Back to Canada. I'm bearish. Bigly. And I am not one of those perma-bears who for the past six years has been calling for a collapse in Canadian real estate ala a repeat of the US experience during the Great Financial Crisis. In fact, for most of 2019 one of my favourite trades was short AUDCAD [Best Way to Short China] as a I believed Canada's economy would outperform Australia's.
But the tide has turned. Although Canada has a reputation as a beacon of financial stability, there is one Canadian asset class screaming danger. Yet it's funny because almost no one is talking about it.
The signal from the bond market
Remember all the hype about the US yield curve going negative this summer? You couldn't turn on financial news television without being bombarded with "RECESSION WATCH FROM YIELD CURVE INVERSION" headlines.

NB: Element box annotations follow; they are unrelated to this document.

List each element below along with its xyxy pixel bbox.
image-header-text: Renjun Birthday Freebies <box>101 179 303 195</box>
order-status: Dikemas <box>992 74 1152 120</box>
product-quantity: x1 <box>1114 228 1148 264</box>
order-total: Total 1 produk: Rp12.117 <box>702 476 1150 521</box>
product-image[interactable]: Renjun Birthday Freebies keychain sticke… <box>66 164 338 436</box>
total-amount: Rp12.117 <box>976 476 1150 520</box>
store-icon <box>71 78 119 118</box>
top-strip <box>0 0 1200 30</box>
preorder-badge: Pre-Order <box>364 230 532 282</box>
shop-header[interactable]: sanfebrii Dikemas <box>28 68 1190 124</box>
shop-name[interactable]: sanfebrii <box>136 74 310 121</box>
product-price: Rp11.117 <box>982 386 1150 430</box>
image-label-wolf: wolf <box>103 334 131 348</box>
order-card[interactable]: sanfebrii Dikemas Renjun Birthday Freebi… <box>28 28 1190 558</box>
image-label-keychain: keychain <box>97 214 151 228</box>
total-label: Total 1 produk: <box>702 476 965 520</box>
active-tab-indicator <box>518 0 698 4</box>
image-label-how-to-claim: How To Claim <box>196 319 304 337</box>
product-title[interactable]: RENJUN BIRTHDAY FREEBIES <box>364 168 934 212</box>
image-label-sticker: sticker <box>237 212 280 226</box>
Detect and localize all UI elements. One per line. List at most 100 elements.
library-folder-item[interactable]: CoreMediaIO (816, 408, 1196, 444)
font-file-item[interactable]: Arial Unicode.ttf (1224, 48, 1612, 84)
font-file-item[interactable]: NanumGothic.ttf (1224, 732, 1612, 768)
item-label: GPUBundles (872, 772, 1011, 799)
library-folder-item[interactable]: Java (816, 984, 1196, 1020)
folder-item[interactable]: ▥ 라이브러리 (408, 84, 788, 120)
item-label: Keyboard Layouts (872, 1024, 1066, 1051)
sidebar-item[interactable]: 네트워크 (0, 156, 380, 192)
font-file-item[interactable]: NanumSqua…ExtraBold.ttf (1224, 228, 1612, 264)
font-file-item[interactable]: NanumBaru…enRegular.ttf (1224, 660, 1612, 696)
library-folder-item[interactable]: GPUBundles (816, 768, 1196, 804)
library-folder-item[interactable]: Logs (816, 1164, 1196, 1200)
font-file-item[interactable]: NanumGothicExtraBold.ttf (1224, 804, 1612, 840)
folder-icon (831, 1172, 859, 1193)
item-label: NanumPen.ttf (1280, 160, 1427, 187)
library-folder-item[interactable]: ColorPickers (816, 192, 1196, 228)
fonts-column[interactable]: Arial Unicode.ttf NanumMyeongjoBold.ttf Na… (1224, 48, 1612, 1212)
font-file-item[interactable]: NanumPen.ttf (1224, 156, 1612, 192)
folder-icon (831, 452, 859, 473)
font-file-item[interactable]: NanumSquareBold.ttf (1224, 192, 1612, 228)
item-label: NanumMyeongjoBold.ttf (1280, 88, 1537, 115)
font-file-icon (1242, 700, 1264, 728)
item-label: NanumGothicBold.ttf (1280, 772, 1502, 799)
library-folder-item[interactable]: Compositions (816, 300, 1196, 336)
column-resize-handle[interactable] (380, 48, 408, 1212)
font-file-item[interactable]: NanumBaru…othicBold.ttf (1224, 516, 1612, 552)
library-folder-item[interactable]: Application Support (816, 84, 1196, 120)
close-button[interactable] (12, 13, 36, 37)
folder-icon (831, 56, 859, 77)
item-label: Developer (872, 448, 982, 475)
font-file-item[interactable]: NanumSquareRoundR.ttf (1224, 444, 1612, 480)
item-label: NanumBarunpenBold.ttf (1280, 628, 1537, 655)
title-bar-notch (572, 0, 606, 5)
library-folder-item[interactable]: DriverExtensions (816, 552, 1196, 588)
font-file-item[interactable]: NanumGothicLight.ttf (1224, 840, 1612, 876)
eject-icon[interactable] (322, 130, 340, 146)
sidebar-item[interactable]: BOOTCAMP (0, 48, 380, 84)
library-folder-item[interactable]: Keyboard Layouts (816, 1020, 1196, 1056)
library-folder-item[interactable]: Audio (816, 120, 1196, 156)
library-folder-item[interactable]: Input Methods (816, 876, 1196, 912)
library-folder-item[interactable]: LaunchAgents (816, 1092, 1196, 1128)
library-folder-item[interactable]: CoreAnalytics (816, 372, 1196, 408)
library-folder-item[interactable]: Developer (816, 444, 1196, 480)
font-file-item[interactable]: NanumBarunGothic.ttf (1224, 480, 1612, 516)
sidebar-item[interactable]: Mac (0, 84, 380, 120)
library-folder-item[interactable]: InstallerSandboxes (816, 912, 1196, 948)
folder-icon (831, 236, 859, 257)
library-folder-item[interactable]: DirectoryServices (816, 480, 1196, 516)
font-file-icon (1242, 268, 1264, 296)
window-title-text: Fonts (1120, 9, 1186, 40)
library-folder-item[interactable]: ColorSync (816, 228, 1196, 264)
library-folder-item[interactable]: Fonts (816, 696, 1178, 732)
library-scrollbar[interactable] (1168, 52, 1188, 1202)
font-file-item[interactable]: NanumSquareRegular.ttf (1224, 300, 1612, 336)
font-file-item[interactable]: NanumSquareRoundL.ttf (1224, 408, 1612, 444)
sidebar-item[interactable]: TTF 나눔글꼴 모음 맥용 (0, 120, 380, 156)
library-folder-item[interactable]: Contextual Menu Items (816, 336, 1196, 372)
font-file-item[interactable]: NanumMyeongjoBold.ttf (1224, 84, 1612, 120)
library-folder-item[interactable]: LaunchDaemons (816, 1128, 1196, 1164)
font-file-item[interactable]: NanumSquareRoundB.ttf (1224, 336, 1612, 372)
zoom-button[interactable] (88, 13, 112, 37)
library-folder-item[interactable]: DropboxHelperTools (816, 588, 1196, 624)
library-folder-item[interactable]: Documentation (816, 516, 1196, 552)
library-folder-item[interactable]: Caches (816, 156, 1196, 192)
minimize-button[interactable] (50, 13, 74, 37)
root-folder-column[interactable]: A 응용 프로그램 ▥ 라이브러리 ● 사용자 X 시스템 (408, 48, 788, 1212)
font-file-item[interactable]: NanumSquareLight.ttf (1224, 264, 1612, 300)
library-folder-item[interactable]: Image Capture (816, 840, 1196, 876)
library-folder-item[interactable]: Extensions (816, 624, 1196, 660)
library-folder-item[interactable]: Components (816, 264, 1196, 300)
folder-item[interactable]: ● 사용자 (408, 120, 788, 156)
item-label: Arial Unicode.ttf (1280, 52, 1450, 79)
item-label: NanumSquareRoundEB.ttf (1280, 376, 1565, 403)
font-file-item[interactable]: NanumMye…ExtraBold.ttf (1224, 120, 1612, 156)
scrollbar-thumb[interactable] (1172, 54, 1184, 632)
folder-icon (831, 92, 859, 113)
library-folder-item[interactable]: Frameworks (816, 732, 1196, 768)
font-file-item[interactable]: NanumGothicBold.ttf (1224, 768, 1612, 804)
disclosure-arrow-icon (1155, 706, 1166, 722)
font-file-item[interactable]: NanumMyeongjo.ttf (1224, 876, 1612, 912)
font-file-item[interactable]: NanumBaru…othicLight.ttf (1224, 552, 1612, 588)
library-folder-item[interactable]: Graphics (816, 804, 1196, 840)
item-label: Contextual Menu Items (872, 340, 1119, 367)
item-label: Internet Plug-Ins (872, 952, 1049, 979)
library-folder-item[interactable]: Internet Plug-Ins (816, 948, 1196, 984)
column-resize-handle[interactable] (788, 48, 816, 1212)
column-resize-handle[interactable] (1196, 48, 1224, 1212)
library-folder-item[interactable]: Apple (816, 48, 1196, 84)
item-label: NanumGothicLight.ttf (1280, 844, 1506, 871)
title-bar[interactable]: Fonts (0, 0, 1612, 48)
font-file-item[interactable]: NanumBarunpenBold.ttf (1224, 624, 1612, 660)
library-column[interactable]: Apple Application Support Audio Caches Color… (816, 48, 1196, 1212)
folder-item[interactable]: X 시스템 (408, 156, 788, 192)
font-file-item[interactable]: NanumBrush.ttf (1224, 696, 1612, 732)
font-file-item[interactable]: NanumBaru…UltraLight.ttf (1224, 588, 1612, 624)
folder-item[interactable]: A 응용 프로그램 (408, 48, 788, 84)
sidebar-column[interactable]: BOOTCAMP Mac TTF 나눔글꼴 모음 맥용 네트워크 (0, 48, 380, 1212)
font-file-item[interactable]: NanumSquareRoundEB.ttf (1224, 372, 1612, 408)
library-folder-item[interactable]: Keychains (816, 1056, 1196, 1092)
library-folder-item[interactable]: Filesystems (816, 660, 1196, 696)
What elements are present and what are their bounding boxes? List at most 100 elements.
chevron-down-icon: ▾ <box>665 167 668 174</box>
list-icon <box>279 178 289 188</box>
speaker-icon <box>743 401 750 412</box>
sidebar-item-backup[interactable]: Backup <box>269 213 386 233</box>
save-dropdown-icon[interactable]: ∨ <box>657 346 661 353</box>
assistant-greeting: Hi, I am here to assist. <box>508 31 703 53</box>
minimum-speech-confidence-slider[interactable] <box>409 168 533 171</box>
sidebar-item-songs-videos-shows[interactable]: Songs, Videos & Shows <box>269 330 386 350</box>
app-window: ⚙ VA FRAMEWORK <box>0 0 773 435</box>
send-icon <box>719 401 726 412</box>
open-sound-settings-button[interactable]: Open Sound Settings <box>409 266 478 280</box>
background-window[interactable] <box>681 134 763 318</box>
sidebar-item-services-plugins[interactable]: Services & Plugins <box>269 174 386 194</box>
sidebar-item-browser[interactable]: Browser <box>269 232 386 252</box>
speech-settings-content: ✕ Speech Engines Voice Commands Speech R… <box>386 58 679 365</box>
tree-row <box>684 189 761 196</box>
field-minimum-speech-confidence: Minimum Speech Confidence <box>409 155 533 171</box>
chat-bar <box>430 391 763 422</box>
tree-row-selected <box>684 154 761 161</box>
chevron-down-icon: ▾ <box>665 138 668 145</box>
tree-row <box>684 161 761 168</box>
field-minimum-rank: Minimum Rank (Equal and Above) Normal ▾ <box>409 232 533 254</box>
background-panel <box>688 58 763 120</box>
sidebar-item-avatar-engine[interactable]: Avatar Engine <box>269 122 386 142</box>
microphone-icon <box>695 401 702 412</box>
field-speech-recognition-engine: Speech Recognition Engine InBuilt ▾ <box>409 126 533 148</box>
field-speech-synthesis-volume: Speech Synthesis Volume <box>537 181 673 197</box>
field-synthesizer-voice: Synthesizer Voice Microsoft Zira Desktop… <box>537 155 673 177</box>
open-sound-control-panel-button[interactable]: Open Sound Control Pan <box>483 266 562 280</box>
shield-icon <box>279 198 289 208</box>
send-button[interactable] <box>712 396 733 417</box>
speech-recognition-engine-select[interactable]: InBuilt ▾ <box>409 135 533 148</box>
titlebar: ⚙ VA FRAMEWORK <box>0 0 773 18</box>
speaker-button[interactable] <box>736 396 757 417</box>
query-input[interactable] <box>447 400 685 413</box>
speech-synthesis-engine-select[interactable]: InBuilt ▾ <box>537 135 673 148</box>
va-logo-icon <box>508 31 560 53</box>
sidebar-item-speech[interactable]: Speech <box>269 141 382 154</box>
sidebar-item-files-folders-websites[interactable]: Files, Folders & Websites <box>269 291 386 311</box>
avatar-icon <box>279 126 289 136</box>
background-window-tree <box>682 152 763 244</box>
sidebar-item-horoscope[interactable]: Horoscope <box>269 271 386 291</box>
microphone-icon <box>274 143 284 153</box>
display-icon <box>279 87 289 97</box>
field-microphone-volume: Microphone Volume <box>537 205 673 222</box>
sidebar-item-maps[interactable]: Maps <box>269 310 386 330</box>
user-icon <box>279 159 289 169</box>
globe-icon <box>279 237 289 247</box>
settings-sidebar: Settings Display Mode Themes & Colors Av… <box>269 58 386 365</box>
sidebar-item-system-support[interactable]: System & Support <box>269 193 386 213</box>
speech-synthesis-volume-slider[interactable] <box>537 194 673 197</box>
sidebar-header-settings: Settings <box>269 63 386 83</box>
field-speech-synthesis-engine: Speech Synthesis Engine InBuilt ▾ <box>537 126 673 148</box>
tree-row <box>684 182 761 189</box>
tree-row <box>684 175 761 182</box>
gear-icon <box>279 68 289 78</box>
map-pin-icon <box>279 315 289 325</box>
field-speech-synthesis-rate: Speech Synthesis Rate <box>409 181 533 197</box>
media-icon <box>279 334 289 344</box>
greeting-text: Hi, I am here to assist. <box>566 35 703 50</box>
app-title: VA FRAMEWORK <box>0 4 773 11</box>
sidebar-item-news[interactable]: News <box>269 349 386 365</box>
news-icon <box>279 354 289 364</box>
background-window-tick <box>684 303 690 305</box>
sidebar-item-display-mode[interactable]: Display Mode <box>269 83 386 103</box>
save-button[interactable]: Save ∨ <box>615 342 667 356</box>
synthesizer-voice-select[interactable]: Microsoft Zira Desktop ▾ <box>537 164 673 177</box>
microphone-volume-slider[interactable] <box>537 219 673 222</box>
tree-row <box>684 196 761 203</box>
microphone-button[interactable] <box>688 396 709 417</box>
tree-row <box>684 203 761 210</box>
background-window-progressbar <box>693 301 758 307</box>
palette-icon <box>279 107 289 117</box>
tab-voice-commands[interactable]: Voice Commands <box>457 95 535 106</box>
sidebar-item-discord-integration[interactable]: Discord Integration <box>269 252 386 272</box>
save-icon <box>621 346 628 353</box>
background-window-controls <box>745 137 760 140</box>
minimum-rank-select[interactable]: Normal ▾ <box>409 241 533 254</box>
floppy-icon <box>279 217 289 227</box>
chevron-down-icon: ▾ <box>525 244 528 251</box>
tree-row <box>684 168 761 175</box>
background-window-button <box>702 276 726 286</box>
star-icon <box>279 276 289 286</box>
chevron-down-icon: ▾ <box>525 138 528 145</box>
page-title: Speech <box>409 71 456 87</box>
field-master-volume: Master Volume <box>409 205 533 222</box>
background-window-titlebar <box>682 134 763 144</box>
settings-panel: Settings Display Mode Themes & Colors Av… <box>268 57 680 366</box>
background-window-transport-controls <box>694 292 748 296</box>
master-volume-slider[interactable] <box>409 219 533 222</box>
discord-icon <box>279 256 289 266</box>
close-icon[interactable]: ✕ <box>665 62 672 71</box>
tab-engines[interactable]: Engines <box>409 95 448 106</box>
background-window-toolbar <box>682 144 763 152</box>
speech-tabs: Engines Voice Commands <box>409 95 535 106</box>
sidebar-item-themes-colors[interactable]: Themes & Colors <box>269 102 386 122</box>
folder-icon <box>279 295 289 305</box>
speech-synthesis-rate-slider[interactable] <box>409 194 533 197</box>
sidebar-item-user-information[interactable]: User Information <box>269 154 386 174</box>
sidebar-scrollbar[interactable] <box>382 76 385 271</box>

Almost overnight it seemed like everyone became a yield curve expert. The economic signal that had correctly predicted the past six recessions was flashing a warning, and gosh darn, the bears were going to run with this story as best they could.
Yeah, this summer was scary. But then something happened...
With little fanfare. With no announcement that recession-watch had been cancelled. With zero acknowledgement the hype might have been overblown, the 2-10 yield curve snapped from negative levels and ran 30 basis points higher in the space of two months.
Was that a valid signal? Is this the steepening that has traditionally occurred during the onset of recession? That's a story for another day, but there has been an interesting development in the developed world's bond markets since this summer's yield curve mania.
Can you spot it?
There is only one country with an inverted yield curve. That's right - Canada.
Canada's yield curve dipped negative this summer along with its larger southern neighbour, but instead of bouncing straight back up, it has failed to cross back positive.
If you are a US recession-believer due to this summer's yield curve signal, then you should be doubly bearish on Canada! Not only did the same trigger occur, but it has failed to be rejected. Here we are with the yield curve sitting at inverted levels and yet most market pundits are still blindly optimistic on Canada's prospects.
I have a whole laundry list of reasons why Canada's economy will underperform expectations (more in coming posts), but don't listen to me - listen to the bond market. It's sending you the ultimate BE CAREFUL signal.
To all those pundits who tell me that Canada is different and isn't susceptible to the same economic forces as the rest of the world because of our;
well-run banking sector
I call BS on that. Yeah, I still drink Labatt's and say sorry too often - I AM still CANADIAN, but the loonie is a great sale against almost any other developed country on the board.